É verdade que em galego-português (ou em galego antigo, ou em português antigo, para o caso é o mesmo), as sequências do latim vulgar CL-, FL-, PL- passaram a ser pronunciadas como [tʃ], som africado surdo que ocorre, por exemplo, como consoante inicial da palavra inglesa chair. Por exemplo, CLAVE- passou a chave, AFFLARE-, a achar, e PLUMBU-, a chumbo.
Tendo em conta esta mudança, verificamos que, em teoria e por via popular, o latim FLORE- teria resultado na forma chor, e assim é, porque se encontra atestada, segundo José Joaquim Nunes, no Compêndio de Gramática Histórica Portuguesa (Lisboa, Clássica Editora, pág. 96):
«A existência na antiga língua [de chor] é atestada, não só pelo provérbio referido à plantação da oliveira,
é cortar e pôr
mas ainda pelo seu derivado chorão.»
Contudo, a par de chor, encontramos formas em que o fenómeno fonético em causa não ocorreu: na Idade Média, existiam as formas fror e frol e uma outra, mais próxima do étimo latino, que acabou por se impor no português — flor.
Porque é que isto aconteceu? Os processos de mudança fonética podem ter excepções, porque a sua ocorrência se faz por difusão lexical. Isto quer dizer que tudo depende da história da palavra: se houver uma situação que impeça a produção do fenómeno fonético, então é possível que a palavra não seja abrangida por ele.
A história de flor é, a este respeito, curiosa, porque mostra que se usaram em variação quatro formas da mesma unidade lexical; não se percebe bem porque prevaleceu a mais conservadora, mas é provável que a presença do latim na Igreja e na administração a tenha favorecido. José Joaquim Nunes (op. cit., pág. 230, n. 2) explica simplesmente que flor «veio a suplantar, decerto introduzida na língua por influência erudita, a antiga chor».

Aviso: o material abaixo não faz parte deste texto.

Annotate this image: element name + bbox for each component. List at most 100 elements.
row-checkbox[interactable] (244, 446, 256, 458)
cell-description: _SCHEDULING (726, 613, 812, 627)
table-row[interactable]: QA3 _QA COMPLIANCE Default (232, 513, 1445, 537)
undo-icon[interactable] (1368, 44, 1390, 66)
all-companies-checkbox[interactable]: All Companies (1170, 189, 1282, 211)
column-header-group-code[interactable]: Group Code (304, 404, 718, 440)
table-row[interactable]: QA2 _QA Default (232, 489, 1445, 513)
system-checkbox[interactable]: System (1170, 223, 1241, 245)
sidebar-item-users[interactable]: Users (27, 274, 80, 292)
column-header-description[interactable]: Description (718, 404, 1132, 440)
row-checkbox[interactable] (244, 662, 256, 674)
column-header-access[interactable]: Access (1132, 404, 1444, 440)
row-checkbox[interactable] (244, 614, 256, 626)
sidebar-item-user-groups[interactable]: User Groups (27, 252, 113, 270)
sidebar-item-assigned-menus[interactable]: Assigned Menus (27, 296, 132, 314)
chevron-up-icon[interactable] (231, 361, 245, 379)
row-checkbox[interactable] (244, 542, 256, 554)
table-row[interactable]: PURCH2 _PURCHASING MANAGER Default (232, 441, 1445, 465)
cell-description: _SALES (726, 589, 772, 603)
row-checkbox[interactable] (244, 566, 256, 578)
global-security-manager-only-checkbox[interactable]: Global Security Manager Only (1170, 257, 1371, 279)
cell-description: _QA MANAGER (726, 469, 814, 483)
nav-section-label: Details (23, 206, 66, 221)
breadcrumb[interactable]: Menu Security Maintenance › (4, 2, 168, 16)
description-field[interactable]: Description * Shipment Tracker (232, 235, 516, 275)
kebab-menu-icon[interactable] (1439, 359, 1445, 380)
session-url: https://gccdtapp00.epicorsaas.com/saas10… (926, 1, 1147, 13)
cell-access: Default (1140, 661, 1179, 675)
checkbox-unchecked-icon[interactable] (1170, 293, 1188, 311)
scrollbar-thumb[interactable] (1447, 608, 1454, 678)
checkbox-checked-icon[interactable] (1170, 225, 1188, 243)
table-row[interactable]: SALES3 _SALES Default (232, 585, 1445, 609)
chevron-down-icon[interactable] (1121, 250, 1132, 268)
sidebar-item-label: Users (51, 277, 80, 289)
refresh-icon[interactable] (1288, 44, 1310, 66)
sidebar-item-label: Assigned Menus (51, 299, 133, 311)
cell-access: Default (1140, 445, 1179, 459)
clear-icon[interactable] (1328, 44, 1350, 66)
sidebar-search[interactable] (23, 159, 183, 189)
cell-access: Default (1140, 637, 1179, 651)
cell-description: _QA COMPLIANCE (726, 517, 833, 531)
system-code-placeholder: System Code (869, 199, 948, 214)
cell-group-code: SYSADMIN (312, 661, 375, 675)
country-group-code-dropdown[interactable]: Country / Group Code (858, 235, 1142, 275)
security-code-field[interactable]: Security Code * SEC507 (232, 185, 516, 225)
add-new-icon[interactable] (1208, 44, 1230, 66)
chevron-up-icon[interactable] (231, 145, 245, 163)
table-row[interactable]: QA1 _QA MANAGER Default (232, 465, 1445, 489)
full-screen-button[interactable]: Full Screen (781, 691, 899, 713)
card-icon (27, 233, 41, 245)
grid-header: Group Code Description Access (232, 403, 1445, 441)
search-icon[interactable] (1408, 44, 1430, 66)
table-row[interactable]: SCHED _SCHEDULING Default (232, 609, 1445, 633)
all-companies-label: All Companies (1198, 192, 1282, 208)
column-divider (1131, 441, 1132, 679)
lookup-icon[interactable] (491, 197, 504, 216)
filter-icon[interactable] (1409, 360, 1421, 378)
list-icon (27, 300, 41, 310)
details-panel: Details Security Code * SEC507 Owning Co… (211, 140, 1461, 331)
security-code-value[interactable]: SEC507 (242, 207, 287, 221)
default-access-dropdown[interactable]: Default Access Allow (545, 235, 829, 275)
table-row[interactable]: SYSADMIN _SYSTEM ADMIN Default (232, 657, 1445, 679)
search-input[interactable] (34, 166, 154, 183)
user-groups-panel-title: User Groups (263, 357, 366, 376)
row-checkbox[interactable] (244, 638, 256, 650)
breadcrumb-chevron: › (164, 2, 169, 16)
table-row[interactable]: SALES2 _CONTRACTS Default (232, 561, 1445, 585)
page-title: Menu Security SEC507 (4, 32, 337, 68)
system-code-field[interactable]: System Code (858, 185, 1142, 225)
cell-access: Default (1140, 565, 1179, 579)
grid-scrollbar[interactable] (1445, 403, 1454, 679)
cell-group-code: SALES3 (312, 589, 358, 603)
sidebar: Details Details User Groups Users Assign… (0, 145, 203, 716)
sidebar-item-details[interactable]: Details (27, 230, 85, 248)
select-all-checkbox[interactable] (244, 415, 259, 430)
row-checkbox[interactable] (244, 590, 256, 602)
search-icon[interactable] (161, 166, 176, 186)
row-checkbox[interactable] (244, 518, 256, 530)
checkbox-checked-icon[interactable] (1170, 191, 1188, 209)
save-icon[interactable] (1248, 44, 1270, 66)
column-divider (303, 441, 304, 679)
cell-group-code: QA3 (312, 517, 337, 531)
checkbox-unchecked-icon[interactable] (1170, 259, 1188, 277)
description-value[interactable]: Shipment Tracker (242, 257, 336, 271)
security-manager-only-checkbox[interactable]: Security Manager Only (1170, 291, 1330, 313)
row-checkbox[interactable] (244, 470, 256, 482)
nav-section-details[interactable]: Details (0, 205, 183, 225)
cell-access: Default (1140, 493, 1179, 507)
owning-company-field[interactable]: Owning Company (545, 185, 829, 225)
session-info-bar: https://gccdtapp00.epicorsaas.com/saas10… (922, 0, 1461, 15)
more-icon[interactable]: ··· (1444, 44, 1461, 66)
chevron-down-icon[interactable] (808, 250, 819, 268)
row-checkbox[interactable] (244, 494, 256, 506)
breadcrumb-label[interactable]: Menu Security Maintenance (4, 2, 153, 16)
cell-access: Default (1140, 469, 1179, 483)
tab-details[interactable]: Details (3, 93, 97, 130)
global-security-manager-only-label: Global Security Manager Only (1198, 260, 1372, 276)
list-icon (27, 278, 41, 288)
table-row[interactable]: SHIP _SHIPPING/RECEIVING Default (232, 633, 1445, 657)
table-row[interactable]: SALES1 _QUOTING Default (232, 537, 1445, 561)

Observe-se que basta ler com atenção as Cantigas de Santa Maria, do rei Afonso X de Castela (século XIII), para verificar que a Virgem Maria aparece muitas vezes referida como «flor das flores» ou, empregando a forma mais evoluída, «fror das frores». Contudo, a expressão nunca ocorre como «chor das chores». Tampouco a Base de Dados da Lírica Profana Galego-Portuguesa revela ocorrências da variante chor ou do seu plural, chores, o que me parece elucidativo da sua raridade já nos alvores do português e do galego escritos.